To explore this phenomenon, Paskhover and his colleagues "set out to quantify selfie distortion using a mathematical model that takes into account how the distance between a person’s face and a camera lens can change their facial features in a photo," Vox reported.

The results showed that selfies taken from 12 inches away make our noses look 30 percent larger than they actually are. And on top of that, "the tip of the nose also appears 7 [percent] bigger, compared to the rest of the nose, than it is in reality," according to The Guardian.

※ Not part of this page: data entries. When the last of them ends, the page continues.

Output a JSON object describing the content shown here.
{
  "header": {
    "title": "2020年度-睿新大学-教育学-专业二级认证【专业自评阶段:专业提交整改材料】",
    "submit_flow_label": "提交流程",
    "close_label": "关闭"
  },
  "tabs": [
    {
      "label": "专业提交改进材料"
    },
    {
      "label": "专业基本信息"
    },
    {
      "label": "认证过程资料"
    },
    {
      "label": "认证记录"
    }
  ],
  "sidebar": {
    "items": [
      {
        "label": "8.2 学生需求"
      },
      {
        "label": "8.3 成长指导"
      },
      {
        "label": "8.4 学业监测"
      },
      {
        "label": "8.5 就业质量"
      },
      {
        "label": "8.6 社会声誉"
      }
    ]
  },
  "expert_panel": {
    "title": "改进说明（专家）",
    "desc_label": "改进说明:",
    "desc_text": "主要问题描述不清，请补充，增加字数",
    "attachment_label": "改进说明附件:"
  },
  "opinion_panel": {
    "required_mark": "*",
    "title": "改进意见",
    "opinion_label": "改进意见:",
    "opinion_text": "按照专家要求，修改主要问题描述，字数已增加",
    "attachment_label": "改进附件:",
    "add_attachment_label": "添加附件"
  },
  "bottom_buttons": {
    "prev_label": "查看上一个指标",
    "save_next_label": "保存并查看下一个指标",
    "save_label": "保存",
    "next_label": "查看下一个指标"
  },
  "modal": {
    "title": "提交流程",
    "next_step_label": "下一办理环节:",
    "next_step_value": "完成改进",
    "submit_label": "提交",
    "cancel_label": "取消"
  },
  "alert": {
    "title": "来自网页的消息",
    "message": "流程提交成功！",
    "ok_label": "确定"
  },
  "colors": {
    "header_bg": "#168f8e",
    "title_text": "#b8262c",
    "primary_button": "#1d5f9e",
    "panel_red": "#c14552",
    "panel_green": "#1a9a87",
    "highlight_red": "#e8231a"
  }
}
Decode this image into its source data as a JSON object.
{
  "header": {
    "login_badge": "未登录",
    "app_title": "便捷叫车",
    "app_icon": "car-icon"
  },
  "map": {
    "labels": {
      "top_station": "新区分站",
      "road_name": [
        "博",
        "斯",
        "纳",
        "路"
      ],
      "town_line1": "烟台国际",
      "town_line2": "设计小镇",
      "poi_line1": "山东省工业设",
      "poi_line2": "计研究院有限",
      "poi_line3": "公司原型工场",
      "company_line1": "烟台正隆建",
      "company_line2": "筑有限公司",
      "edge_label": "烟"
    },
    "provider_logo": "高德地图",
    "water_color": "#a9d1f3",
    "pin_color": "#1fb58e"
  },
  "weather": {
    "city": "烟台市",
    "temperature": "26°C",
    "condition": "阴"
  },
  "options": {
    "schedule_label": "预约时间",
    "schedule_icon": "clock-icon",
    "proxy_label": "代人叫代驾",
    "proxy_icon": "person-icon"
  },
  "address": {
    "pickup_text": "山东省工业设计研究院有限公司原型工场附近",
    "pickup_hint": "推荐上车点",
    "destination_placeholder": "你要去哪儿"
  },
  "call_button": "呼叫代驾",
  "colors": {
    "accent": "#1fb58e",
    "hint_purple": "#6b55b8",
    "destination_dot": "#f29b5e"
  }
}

For those concerned about how your selfies may be affecting your self-image, this research is important to remember that a selfie doesn't always reflect reality. Paskhover and his colleagues' research also revealed that if you want to snap a photo of yourself with accurate proportions, you should take one from five feet away, The Guardian reported. So even using a selfie stick isn't quite going to be the cure-all for this perspective issue.

Paskhover told Vox that getting nose jobs is actually more common in younger folks than in older. He added that "for years" he has seen patients worrying about nose size, but that he wants the information from his research letter to reach even people who aren't considering surgery. "Kids need to know that is not what you look like: you look great, don't worry about that," Paskhover told Vox. "The selfie is kind of like a fun-house mirror." It's important to remember that what someone looks like in a selfie isn't necessarily a reflection of what they look like IRL.